Race matters, said Dr. Bharel, because the map of disease-burdened communities matches the map of communities affected by redlining policies. Redlining was a federal housing policy from the 1930s to 1960s where the government guaranteed mortgage loans for many white people, but refused to do the same for black people, or even those living near black neighborhoods. “We have to look deeply at structural racism if we’re to improve health,” she said.
She also stressed the importance of data collected by studies like the Center for Social Innovation’s, adding that when Massachusetts tried to gain insight on the links between homelessness and opioid addiction, they had no numbers to work with and had to create their own. Dr. Bharel said the Health Department is working towards policies that can prevent homelessness, intervening when a person may need assistance.

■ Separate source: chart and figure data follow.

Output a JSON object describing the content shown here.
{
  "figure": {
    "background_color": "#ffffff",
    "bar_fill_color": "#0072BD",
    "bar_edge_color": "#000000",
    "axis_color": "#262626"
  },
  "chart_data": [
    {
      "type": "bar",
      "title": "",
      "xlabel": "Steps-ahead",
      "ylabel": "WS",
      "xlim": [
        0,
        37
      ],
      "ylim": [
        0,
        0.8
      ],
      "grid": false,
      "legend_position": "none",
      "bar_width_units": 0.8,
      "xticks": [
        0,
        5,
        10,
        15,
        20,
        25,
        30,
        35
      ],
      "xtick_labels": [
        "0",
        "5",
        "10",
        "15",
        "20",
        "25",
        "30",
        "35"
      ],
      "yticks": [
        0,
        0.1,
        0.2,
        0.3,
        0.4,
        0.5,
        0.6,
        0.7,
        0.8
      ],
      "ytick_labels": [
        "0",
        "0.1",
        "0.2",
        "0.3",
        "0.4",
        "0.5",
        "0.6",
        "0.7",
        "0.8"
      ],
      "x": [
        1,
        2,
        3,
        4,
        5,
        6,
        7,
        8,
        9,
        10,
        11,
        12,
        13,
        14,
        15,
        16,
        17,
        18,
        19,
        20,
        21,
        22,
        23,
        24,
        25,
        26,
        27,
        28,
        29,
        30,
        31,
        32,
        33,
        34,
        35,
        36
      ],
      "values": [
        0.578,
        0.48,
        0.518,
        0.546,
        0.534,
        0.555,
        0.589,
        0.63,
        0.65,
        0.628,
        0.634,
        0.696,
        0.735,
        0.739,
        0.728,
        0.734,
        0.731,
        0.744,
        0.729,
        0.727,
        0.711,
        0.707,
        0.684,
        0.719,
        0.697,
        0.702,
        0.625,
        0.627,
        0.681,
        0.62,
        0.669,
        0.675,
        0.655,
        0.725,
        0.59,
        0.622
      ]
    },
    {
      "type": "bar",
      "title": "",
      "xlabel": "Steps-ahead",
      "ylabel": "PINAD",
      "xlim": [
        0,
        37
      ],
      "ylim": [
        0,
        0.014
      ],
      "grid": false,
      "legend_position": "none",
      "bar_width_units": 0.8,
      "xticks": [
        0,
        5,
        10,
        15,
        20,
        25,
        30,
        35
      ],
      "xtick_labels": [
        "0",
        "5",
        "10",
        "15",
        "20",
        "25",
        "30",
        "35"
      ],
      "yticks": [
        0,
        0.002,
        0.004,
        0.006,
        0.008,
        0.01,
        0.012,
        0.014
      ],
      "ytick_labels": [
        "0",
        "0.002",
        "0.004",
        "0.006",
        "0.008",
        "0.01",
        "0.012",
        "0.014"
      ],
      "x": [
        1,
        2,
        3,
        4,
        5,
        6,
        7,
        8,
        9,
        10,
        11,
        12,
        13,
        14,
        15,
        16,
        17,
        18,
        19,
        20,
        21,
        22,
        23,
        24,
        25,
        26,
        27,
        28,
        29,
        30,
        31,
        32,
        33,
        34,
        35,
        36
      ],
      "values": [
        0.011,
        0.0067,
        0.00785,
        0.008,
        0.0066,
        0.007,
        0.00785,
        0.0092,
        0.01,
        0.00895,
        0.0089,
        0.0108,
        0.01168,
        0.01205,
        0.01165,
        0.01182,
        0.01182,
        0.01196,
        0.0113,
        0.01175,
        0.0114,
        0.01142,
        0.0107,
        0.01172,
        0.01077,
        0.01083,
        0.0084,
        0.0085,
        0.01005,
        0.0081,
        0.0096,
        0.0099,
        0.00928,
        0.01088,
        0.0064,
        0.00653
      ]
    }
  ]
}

Dr. Bharel pointed to revised regulations regarding health system expansions, as one way government can help promote housing stability. When a hospital or health center seeks to expand, five percent of the funding for that expansion goes to community health projects. Community-based groups, guided by state health priorities, then decide what gets funded. They focus on four major areas: mental health, substance abuse, early onset of preventable diseases, and, finally, homelessness and housing instability.
“For the first time ever at the state level, we have set as a health priority housing stability and homelessness for our health care partners to focus on,” Bharel said.
Olivet summed up the study’s recommended actions that organizations and policy makers can take. Organizations and agencies can work to diversify their workforce and adapt their programs to better fit their clients of color. Policy makers should work to enforce fair housing protections, regulate evictions and help develop affordable housing.
“Racial equity is not just the absence of overt racial discrimination. It’s also the presence of deliberate policies and practices that provide everyone with the support they need to improve the quality of their lives,” Olivet said.
The six communities in the SPARC study were Atlanta, Ga.; Columbus, Ohio; Dallas, Texas; San Francisco, Calif.; Syracuse, N.Y.; and Pierce County, Wash.. Portland, Ore. and Minneapolis, Minn. have since joined the study. The event was dedicated to the late Dawn Jahn Moses, a leading activist in child and family homelessness.